Compare YOY or Month on Month


I am new to knime and find this software very fascinating.

What i am after?
need to compare Month On Month for 12 Month Data sets.
For Eg Base Month July 21 against August 21 and July 21 against September 21 and so on.
Comparison for Sales by customer.

  1. i have csv data sets for each month with around 200000 rows. (I am using Csv Reader node 12 times)
  2. I have used Group by node on each Csv reader node ( to group each Month by customer, State etc)

Now i am not sure what to do next.

What i want is to line up sales for EACH MONTH next to July 21 customers.

In excel one can use vlookup to line up sales for each month and create a new column.

Thank you for some advise.

Hello and welcome to the community!

  1. You may not have to use 12 csv reader nodes if you select “files in folders” instead of “file” (warning: your files must be standardized for this to work).

  1. Great

EACH MONTH: I am not sure what you expect the final output to be. Could you attach a screenshot of what you data looks like in Excel before and after?

If you provide data and a workflow users on the forum can usually help you solve a problem a bit faster~

Attaching an excel file with input and expected output also helps like what this user did: Splitting multiple rows by column value to append according to year and month

Thank you

1 Like

With files in folder you would stack all your 12 months vertically in one gib table. With lag column you could potentially compare your month values

If you use a loop with column append end node you have them stacked horizontally (similar to when you use joiner node for all your 12 files and one or more join criteria, e.g. customer name). Then you can calculate difference between the columns
as already pointed out by victor_palacios data sample is certainly helpful here.

1 Like

Hello Victor and Daniel

Thank you for your reply.

Please find attach an example of what i am after.

Book1.xlsx (43.4 KB)

1 Like

Hello @Sid_melb and welcome to the KNIME forum.

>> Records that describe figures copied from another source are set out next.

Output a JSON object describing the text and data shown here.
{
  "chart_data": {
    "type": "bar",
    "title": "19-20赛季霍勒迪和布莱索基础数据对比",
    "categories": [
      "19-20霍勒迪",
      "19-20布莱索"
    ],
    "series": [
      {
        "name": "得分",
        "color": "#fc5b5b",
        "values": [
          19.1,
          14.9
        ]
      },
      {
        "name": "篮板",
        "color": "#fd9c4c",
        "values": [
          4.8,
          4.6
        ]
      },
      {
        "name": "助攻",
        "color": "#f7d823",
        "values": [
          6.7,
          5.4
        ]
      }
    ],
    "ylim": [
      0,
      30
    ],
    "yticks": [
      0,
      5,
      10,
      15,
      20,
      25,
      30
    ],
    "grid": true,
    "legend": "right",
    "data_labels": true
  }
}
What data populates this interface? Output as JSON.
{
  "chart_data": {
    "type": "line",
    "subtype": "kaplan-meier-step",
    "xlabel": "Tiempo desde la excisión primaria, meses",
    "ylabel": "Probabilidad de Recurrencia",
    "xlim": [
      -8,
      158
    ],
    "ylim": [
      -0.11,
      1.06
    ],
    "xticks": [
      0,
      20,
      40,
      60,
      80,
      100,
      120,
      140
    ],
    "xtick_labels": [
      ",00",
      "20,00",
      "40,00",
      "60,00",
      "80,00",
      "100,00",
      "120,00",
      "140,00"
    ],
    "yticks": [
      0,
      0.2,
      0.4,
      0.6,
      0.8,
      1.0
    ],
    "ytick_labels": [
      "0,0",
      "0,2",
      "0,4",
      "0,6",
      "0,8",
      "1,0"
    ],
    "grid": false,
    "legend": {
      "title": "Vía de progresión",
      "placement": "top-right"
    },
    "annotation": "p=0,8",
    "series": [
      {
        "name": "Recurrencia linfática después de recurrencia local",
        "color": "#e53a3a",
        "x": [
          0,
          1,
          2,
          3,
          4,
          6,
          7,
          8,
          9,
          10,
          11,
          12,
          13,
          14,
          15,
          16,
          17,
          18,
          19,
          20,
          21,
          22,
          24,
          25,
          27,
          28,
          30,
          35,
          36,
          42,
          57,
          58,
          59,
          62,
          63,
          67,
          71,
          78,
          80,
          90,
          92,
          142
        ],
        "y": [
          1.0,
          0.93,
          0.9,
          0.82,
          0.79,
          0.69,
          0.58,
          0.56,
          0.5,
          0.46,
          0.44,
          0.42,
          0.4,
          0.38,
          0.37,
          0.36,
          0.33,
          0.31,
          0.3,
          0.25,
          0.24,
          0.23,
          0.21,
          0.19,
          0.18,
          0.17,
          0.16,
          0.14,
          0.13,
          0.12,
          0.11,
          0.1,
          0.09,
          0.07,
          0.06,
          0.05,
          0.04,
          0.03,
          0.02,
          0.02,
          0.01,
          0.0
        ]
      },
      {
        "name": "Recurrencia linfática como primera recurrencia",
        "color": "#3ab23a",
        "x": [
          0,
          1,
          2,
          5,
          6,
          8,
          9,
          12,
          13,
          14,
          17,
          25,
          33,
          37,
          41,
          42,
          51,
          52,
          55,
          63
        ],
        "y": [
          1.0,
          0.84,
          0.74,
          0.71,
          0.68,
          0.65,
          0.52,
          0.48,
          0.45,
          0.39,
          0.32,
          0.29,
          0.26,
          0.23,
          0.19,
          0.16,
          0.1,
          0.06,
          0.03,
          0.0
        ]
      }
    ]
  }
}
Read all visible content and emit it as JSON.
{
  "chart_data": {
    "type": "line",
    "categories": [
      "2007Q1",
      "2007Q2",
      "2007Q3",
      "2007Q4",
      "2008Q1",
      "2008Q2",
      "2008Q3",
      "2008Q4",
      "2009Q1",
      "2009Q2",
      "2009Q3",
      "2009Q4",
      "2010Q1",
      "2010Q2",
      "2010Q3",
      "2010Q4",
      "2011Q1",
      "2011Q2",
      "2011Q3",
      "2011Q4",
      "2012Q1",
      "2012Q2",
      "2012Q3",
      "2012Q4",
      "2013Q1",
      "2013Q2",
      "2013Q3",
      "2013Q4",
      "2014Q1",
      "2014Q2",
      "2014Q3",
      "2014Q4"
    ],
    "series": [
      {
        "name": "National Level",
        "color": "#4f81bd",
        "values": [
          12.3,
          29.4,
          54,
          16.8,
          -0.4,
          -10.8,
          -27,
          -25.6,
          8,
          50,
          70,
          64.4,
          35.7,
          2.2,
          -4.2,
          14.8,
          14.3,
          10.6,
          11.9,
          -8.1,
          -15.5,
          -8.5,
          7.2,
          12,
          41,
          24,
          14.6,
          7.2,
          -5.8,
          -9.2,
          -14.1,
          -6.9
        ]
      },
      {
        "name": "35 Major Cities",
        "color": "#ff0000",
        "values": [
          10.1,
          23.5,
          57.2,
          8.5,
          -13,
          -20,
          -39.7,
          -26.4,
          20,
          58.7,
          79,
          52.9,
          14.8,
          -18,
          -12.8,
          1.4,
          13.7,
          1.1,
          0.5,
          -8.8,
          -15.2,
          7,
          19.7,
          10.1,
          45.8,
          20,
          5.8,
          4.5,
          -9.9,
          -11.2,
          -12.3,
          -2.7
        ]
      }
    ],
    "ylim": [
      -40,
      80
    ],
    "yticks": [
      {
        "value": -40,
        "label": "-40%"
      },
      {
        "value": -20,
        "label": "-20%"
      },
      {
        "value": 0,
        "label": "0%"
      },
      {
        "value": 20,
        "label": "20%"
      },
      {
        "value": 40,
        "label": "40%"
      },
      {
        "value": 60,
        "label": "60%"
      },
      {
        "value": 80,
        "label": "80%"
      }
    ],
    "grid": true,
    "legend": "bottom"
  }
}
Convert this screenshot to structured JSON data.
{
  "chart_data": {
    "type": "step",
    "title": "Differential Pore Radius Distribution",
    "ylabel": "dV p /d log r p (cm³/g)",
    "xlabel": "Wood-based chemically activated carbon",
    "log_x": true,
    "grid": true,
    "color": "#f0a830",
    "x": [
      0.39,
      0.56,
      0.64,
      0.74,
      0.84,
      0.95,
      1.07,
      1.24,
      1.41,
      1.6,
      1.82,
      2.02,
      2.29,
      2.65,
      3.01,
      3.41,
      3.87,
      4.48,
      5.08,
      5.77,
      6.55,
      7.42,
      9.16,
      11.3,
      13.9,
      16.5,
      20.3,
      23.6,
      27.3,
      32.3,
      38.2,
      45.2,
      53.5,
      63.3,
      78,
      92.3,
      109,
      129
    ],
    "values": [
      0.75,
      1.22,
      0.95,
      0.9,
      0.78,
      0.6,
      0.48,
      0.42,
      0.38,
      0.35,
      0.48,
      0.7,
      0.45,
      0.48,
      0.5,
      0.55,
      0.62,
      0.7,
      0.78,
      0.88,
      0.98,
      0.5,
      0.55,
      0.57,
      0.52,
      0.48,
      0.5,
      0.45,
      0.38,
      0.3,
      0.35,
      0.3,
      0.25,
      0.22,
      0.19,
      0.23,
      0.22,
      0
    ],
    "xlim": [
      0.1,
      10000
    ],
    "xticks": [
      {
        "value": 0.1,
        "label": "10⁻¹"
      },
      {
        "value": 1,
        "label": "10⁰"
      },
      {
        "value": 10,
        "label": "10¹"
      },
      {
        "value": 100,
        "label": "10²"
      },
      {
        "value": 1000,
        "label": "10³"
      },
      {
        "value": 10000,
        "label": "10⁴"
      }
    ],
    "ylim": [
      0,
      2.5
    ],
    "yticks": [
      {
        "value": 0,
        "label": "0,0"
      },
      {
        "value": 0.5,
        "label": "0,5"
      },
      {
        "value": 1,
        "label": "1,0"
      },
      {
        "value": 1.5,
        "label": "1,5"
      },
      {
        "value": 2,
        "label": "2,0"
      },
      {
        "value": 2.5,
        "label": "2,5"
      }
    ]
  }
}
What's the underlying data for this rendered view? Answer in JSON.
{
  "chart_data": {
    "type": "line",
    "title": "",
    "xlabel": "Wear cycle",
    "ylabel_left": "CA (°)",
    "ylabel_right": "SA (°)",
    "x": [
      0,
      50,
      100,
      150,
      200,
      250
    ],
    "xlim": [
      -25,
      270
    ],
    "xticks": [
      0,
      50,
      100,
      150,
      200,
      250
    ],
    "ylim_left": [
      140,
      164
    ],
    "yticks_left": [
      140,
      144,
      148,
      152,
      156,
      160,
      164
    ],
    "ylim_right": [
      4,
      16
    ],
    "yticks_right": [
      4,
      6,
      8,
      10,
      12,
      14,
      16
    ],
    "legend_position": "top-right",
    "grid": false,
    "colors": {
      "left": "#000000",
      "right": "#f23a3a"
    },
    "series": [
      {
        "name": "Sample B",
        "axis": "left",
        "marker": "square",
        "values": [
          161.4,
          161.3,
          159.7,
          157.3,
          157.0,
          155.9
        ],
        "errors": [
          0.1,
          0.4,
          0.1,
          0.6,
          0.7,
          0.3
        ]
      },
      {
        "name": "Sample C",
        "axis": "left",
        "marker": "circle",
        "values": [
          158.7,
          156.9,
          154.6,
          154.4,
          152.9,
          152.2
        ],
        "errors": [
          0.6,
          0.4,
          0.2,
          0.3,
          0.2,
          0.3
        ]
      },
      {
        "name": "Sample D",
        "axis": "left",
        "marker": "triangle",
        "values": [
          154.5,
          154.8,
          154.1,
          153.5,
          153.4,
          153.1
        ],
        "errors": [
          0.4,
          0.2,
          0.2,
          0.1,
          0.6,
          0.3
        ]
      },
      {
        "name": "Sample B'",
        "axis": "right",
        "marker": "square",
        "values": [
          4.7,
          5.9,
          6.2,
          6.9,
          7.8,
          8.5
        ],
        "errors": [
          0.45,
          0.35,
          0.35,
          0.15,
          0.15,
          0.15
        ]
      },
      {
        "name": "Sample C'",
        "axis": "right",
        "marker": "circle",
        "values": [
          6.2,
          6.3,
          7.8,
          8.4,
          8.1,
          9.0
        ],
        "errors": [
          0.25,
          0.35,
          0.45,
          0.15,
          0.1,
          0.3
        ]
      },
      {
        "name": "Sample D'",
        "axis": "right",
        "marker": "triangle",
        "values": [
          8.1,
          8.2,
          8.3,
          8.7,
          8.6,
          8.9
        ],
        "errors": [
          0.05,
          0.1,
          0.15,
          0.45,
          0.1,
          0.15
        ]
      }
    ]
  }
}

Just trying to focus a bit more in the challenge (once I saw your example). We had a post in the forum happened last December month. The challenge was also focused in retail data and difference calculations.

There were some differences with your described challenge:

  1. the requested granularity was based on a month by month basis (instead of a pinned reference month)
  2. the target field was the product instead the client
  3. the differentials were presented as quantities instead of percentages

However I think that there are few similarities with that challenge, and maybe you can get some insights from it, aiming to plan your next steps.


1 Like

You can see a simple example here where I used your excel sheet to make sure my Quantity YOY matched yours with 3 nodes (I did something silly with reading in the data, but you can ignore that and just check out the 3 nodes Sorter, Lag Column, and Math Formula which will replicate what you did in Excel.)

Screen Shot 2022-07-01 at 3.00.48 PM

This is a starting point and other forum members have pointed you to other threads with similar topics.

The Transpose node may also help when you read several files at once but the format can be adjusted with other nodes as well to replicate this simple example.

1 Like

Hi Victor and [gonhaddock]

Thank you for your response

As per the below screenshot if i compare the quantity from month Feb22 and April22. There is 0% increase. This does not reflect in the new column.

What if i keep Jan 22 as the base.
I have redrafted the excel sheet.
Book1.xlsx (43.9 KB)

Hi Just wondering if anyone found any solution?

The lag column gives you the lag specified. If you want a different lag from -1 then change the setting in the node. If you want to fix it to a base you can simply add this base number as a constant column and then divide by this column value.

1 Like

This topic was automatically closed 90 days after the last reply. New replies are no longer allowed.